N-ary Relation Extraction for Joint T-Box and A-Box Knowledge Base Augmentation

Tracking #: 1270-2482

Marco Fossati
Emilio Dorigatti
Claudio Giuliano

Responsible editor: 
Philipp Cimiano

Submission type: 
Full Paper
The Web has evolved into a huge mine of knowledge carved in different forms, the predominant one still being the free-text document. This motivates the need for Intelligent Web-reading Agents: hypothetically, they would skim through disparate Web sources corpora and generate meaningful structured assertions to fuel Knowledge Bases (KBs). Ultimately, comprehensive KBs, like Wikidata and DBpedia, play a fundamental role to cope with the issue of information overload. On account of such vision, this paper depicts the Fact Extractor, a complete Natural Language Processing (NLP) pipeline which reads an input textual corpus and produces machine-readable statements. Each statement is supplied with a confidence score and undergoes a disambiguation step via entity linking, thus allowing the assignment of KB-compliant URIs. The system implements four research contributions: it (1) executes N-ary relation extraction by applying the Frame Semantics linguistic theory, as opposed to binary techniques; it (2) jointly populates both the T-Box and the A-Box of the target KB; it (3) relies on a lightweight NLP machinery, namely part-of-speech tagging only; it (4) enables a completely supervised yet reasonably priced machine learning environment through a crowdsourcing strategy. We assess our approach by setting the target KB to DBpedia and by considering a use case of 52,000 Italian Wikipedia soccer player articles. Out of those, we yield a dataset of more than 213,000 triples with a 78.5% F1. We corroborate the evaluation via (i) a performance comparison with a baseline system, as well as (ii) an analysis of the T-Box and A-Box augmentation capabilities. The outcomes are incorporated into the Italian DBpedia chapter, can be queried through its SPARQL endpoint, and/or downloaded as standalone data dumps. The codebase is released as free software and is publicly available in the DBpedia Association repository.
Full PDF Version: 

Major Revision

Solicited Reviews:
Click to Expand/Collapse
Review #1
By Roman Klinger submitted on 26/Feb/2016
Minor Revision
Review Comment:

The paper “N-ary Relation Extraction for Joint T-Box and A-Box Knowledge Base Augmentation” describes a pipeline for database enrichments. It builds on top of frame semantics.

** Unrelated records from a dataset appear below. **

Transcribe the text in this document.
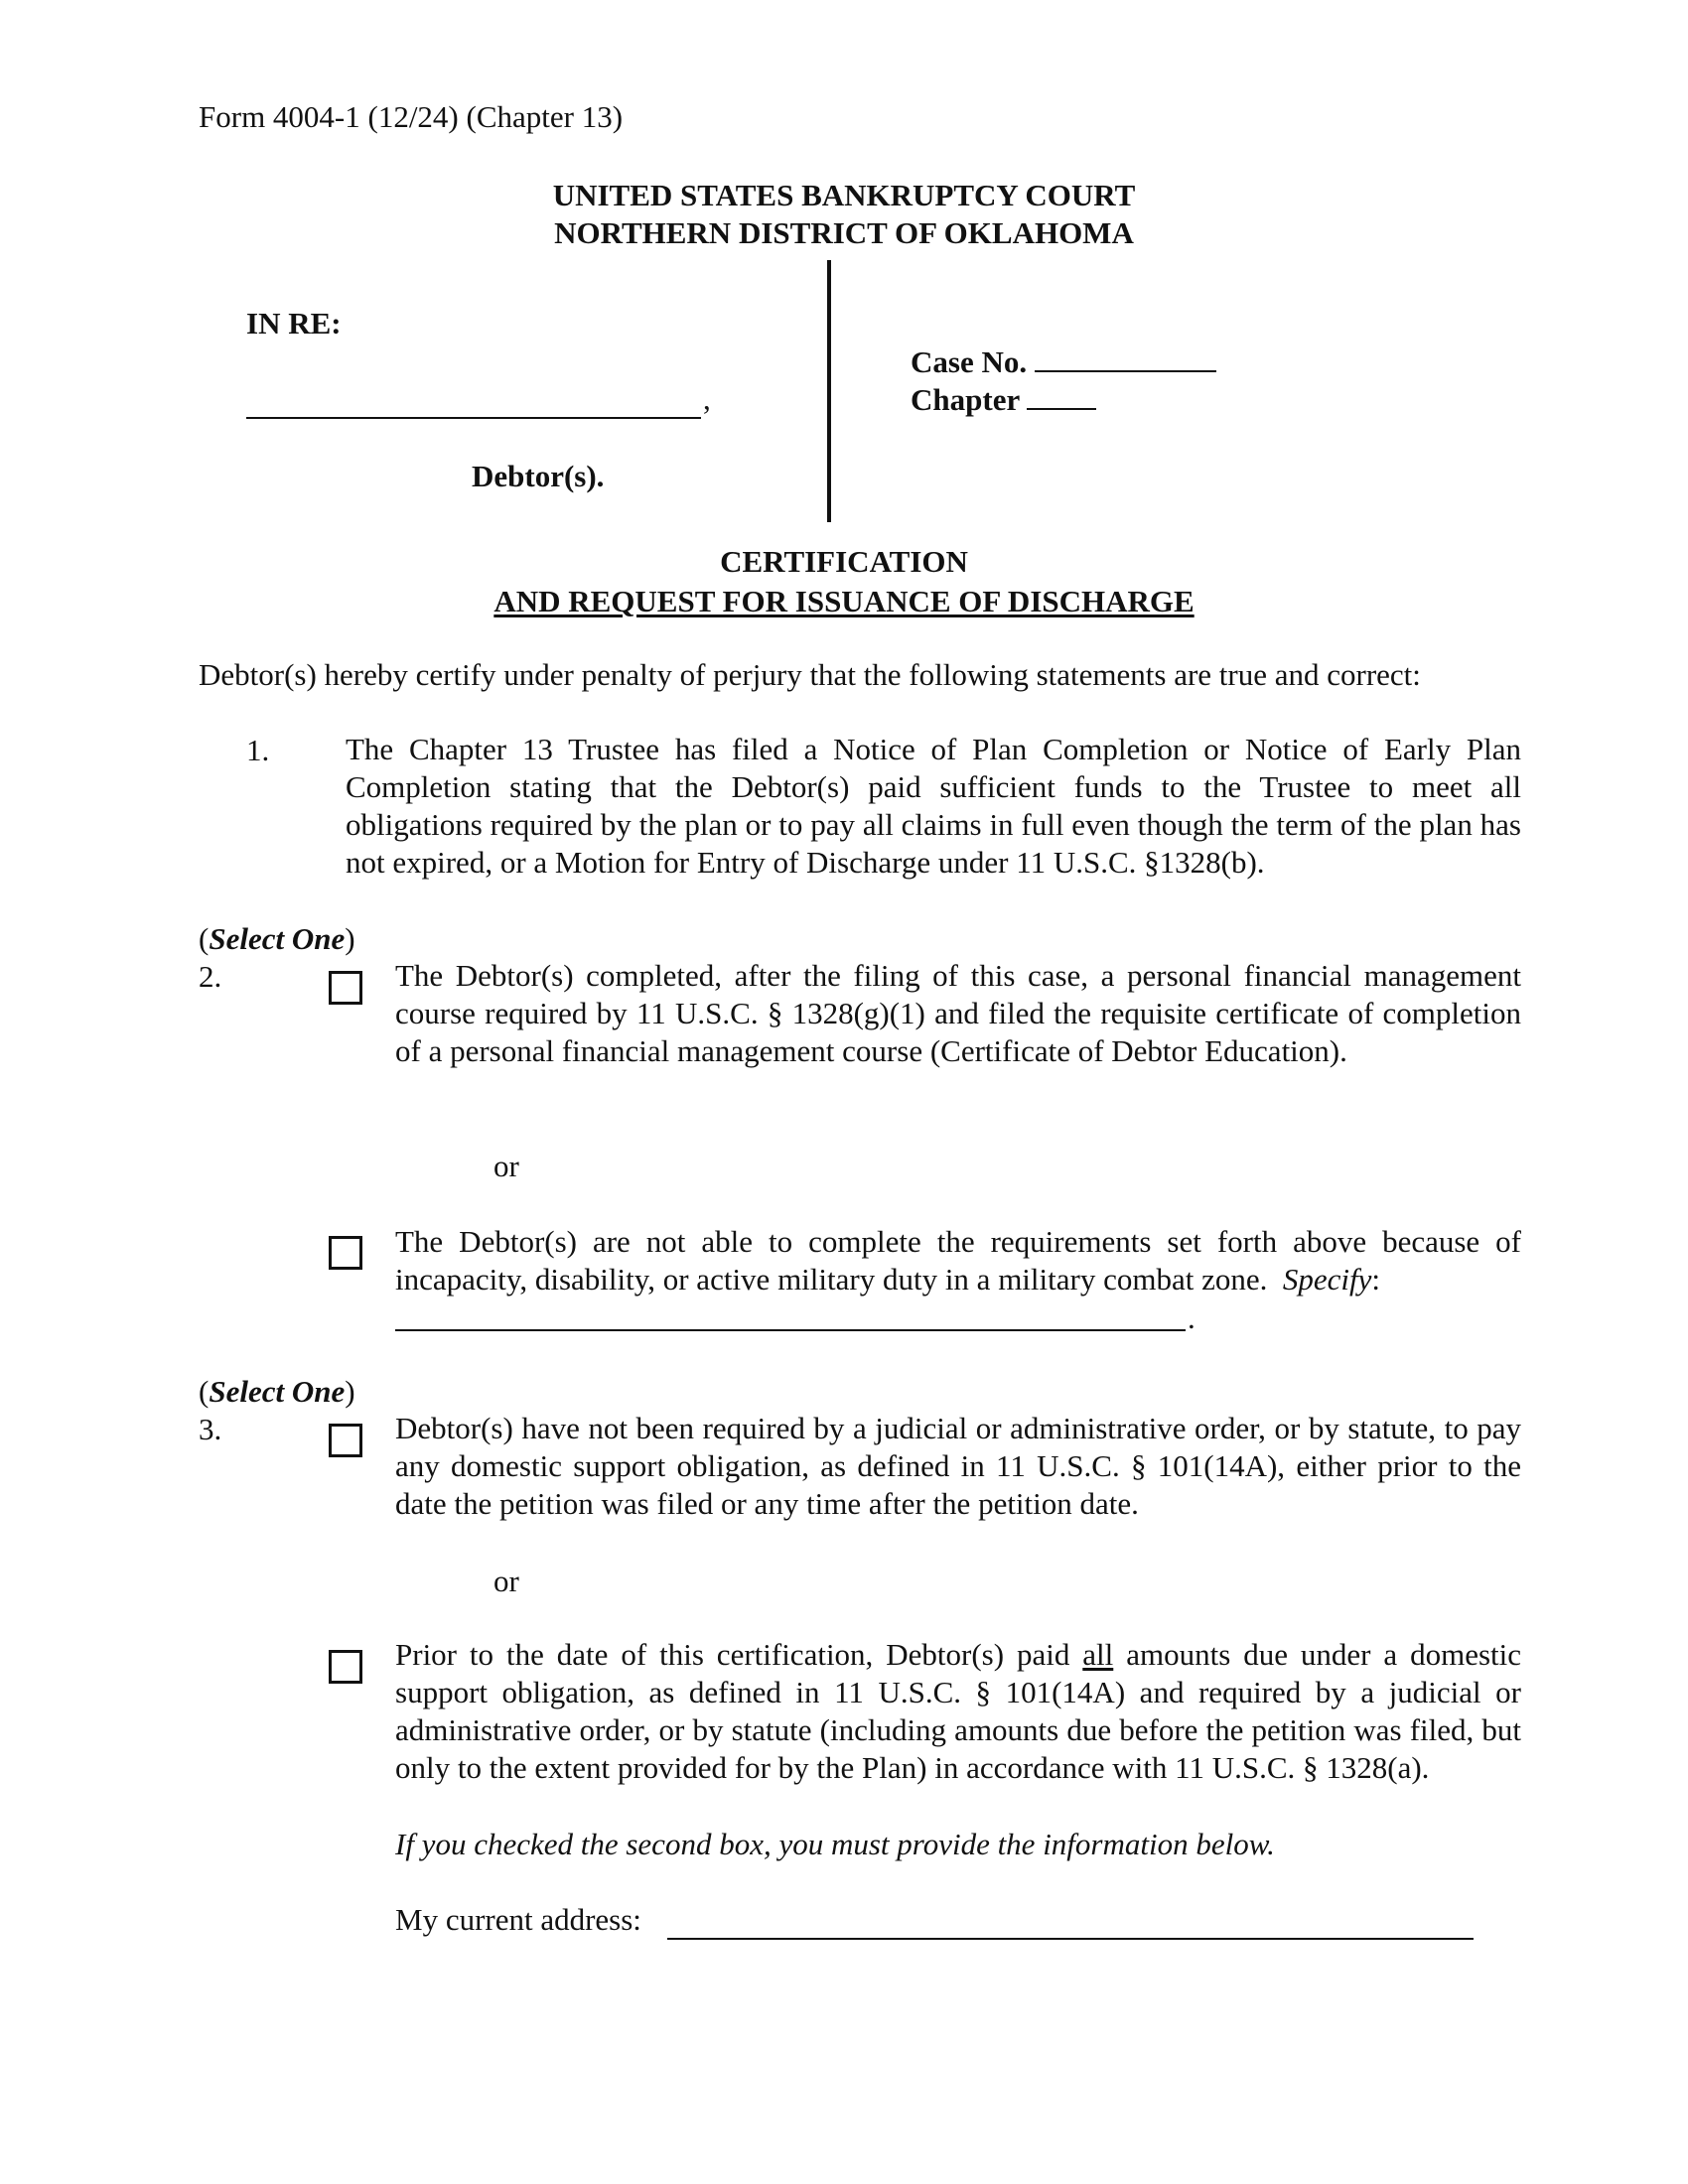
Form 4004-1 (12/24) (Chapter 13)
UNITED STATES BANKRUPTCY COURT
NORTHERN DISTRICT OF OKLAHOMA
IN RE:
,
Debtor(s).
Case No.
Chapter
CERTIFICATION
AND REQUEST FOR ISSUANCE OF DISCHARGE
Debtor(s) hereby certify under penalty of perjury that the following statements are true and correct:
1. The Chapter 13 Trustee has filed a Notice of Plan Completion or Notice of Early Plan Completion stating that the Debtor(s) paid sufficient funds to the Trustee to meet all obligations required by the plan or to pay all claims in full even though the term of the plan has not expired, or a Motion for Entry of Discharge under 11 U.S.C. §1328(b).
(Select One)
2.	The Debtor(s) completed, after the filing of this case, a personal financial management course required by 11 U.S.C. § 1328(g)(1) and filed the requisite certificate of completion of a personal financial management course (Certificate of Debtor Education).
or
The Debtor(s) are not able to complete the requirements set forth above because of incapacity, disability, or active military duty in a military combat zone. Specify:
.
(Select One)
3.	Debtor(s) have not been required by a judicial or administrative order, or by statute, to pay any domestic support obligation, as defined in 11 U.S.C. § 101(14A), either prior to the date the petition was filed or any time after the petition date.
or
Prior to the date of this certification, Debtor(s) paid all amounts due under a domestic support obligation, as defined in 11 U.S.C. § 101(14A) and required by a judicial or administrative order, or by statute (including amounts due before the petition was filed, but only to the extent provided for by the Plan) in accordance with 11 U.S.C. § 1328(a).
If you checked the second box, you must provide the information below.
My current address:
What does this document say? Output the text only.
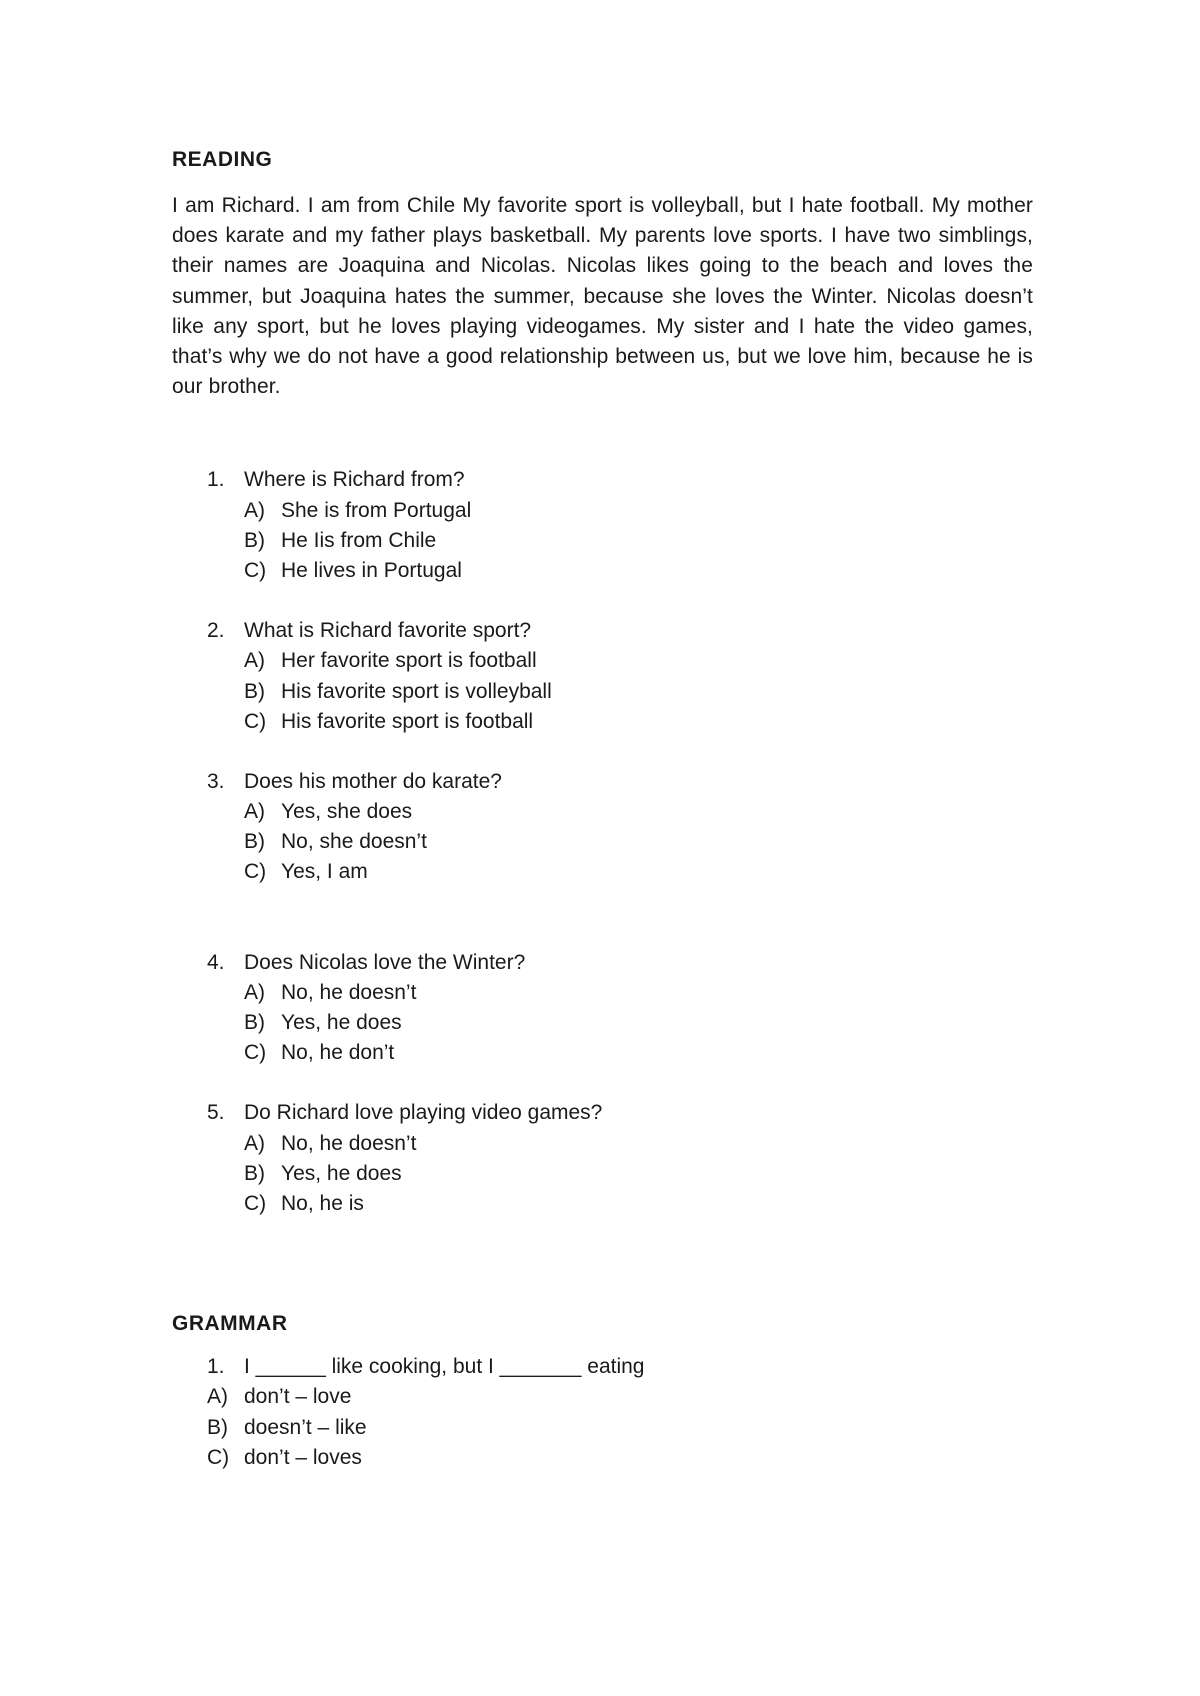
READING

I am Richard. I am from Chile My favorite sport is volleyball, but I hate football. My mother does karate and my father plays basketball. My parents love sports. I have two simblings, their names are Joaquina and Nicolas. Nicolas likes going to the beach and loves the summer, but Joaquina hates the summer, because she loves the Winter. Nicolas doesn’t like any sport, but he loves playing videogames. My sister and I hate the video games, that’s why we do not have a good relationship between us, but we love him, because he is our brother.

1. Where is Richard from?
A) She is from Portugal
B) He Iis from Chile
C) He lives in Portugal
2. What is Richard favorite sport?
A) Her favorite sport is football
B) His favorite sport is volleyball
C) His favorite sport is football
3. Does his mother do karate?
A) Yes, she does
B) No, she doesn’t
C) Yes, I am
4. Does Nicolas love the Winter?
A) No, he doesn’t
B) Yes, he does
C) No, he don’t
5. Do Richard love playing video games?
A) No, he doesn’t
B) Yes, he does
C) No, he is
GRAMMAR
1. I ______ like cooking, but I _______ eating
A) don’t – love
B) doesn’t – like
C) don’t – loves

The introduction comprehensively explains the need and usefulness for knowbase-completion and enumerates different efforts for making knowledge publicly available in a structured manner. It makes very clear what the main contributions of this paper are: It is a whole framework/pipeline from text to database entries. The actual information extraction technology is not very sophisticated, what the authors present as an advantage of the approach (and I agree, if this is of sufficient performance, of course).

The paper explains and partially focuses on technical details. It mentions the use of XML/Wikisyntax and actually explains how these documents are preprocessed. It explains the technology in terms of CPU and RAM used to process the data. I am not fully convinced that this level of detail is helpful in this article. It might be considered to move such detailed description to the homepage where the system can be downloaded and contribute to a more concise description.

The mathematically motivated methods, like TF-IDF-standard deviation-based ranking of entities could be introduced more formally.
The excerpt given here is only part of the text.